Though air pollution from wildfires has increased significantly in the U.S., especially in California, you can still take action to minimize your exposure. When wildfire smoke decreases the air quality in your community, one of the most important things you can do to protect yourself is stay inside. However, that does not guarantee that you will not be exposed to any smoke-related air pollution. Here are some additional steps you can take to protect yourself from wildfire smoke. 

  • Keep all your doors and windows closed while the air quality in your area is poor. If it gets warm in your home, use air conditioners or fans to help you cool off. If you cannot cool off without opening windows or doors, consider finding somewhere else to shelter while the wildfire smoke is in the air.

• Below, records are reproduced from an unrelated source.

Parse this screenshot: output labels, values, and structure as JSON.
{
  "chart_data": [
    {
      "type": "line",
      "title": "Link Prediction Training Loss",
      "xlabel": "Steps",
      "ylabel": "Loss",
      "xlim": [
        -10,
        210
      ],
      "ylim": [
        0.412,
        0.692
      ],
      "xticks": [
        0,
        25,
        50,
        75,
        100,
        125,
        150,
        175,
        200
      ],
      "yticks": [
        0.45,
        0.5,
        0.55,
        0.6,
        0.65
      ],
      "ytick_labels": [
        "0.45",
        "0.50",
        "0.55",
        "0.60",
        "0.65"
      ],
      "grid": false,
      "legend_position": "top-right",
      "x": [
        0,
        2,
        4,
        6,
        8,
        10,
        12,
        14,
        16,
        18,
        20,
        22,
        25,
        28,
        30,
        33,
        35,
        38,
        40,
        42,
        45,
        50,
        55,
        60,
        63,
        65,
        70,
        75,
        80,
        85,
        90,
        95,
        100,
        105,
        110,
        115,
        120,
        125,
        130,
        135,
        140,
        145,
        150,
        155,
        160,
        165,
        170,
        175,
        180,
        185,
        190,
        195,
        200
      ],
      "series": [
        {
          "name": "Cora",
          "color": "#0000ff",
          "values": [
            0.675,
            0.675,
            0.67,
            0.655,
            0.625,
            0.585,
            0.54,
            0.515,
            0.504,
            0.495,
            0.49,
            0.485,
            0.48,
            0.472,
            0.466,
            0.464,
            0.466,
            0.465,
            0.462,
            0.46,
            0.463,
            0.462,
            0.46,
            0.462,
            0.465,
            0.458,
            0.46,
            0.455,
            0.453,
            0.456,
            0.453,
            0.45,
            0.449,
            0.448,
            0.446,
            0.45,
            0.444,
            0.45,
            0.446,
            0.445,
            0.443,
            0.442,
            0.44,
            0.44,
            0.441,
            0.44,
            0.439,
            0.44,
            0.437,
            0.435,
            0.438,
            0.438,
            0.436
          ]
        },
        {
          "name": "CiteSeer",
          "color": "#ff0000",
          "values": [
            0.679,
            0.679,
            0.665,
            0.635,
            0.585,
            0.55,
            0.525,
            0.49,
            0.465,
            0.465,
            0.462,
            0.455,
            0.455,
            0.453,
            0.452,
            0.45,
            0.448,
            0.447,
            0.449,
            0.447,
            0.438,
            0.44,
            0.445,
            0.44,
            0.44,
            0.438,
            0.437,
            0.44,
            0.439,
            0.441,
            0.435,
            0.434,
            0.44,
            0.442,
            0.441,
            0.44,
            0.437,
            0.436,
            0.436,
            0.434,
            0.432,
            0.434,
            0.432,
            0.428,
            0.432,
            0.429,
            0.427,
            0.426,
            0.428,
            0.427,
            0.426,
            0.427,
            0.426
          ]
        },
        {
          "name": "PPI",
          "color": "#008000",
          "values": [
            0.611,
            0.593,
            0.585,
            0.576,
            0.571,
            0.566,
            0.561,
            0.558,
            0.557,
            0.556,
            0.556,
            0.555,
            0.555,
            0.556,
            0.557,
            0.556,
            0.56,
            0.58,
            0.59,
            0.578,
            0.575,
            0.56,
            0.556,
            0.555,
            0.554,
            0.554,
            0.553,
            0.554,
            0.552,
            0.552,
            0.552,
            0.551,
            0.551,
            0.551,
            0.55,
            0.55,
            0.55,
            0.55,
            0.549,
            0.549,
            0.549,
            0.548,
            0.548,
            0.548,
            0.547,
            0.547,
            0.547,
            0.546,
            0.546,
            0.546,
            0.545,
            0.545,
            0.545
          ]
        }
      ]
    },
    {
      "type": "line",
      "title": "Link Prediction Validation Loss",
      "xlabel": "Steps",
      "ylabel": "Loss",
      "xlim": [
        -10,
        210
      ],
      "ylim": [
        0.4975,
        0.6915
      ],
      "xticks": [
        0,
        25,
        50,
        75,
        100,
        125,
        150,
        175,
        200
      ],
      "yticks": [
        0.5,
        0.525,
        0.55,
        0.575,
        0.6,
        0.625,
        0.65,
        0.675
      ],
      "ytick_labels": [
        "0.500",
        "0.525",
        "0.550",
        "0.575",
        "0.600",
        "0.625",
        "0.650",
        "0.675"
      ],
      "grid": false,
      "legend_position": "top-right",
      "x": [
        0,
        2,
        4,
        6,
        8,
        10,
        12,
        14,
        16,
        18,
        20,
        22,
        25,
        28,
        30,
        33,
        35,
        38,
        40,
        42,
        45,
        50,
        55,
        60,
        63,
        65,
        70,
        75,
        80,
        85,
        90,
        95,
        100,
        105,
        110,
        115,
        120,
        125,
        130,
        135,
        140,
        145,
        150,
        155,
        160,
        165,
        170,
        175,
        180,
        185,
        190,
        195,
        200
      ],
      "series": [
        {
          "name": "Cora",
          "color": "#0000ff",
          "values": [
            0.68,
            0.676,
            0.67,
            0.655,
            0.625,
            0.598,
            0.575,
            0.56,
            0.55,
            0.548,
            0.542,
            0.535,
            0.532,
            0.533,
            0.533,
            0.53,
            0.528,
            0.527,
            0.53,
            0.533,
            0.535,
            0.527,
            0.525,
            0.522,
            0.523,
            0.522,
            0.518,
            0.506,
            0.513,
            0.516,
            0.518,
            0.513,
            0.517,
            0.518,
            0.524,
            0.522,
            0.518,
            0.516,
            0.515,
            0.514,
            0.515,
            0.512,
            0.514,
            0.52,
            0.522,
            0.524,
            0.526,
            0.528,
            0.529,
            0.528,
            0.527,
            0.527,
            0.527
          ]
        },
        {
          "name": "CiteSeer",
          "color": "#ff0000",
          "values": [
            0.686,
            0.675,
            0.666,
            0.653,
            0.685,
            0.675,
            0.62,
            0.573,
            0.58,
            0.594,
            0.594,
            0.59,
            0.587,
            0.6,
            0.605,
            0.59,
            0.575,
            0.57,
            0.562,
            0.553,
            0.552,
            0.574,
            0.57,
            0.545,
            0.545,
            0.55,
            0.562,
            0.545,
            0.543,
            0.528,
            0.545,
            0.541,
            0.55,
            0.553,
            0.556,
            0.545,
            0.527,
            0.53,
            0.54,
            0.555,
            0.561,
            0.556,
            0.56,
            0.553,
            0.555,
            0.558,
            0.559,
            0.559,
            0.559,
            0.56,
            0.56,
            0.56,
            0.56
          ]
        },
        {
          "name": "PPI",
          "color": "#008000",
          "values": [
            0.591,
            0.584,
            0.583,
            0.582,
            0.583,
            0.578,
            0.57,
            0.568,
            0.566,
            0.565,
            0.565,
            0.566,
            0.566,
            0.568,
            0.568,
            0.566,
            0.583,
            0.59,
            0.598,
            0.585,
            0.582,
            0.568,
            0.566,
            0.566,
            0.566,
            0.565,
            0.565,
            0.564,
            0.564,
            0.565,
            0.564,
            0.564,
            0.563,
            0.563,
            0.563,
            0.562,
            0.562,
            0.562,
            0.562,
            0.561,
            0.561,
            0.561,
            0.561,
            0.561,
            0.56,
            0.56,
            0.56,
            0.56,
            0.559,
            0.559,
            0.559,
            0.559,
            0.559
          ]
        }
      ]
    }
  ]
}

  • Set your HVAC system to recirculate mode to decrease the polluted outside air that enters your home. If you have a single-hose portable air conditioning unit, avoid using it while it is smoky outside because it could bring outdoor air into your home.
  • Use a portable air cleaner, also called an air purifier, to remove pollution that enters your home. Keep it on so that it is constantly cleaning the air around it (Molekule air purifiers not only capture VOCs and particle pollution from wildfire smoke, but they can destroy it completely.)
  • Avoid any activities that can create additional indoor air pollution. This includes smoking tobacco or cannabis, frying foods, using gas or propane stoves, burning candles or incense, spraying aerosol products and vacuuming with a non-HEPA vacuum.
  • Create a clean room in your home. For tips on doing this, check out our post on protecting yourself from wildfire smoke.
  • Keep a supply of N95 respirators on hand and use them when you need to go outdoors.
  • Avoid strenuous physical activity outdoors on bad air quality days. Exercise can increase your respiratory rate and, therefore, the amount of smoke that you inhale.

As the wildfire season gets longer and more severe, it becomes increasingly important to learn how to protect yourself from the harmful pollutants in wildfire smoke. Particle pollution from wildfires can pose a significant health risk, but following the above tips can help protect you and your family by minimizing your exposure.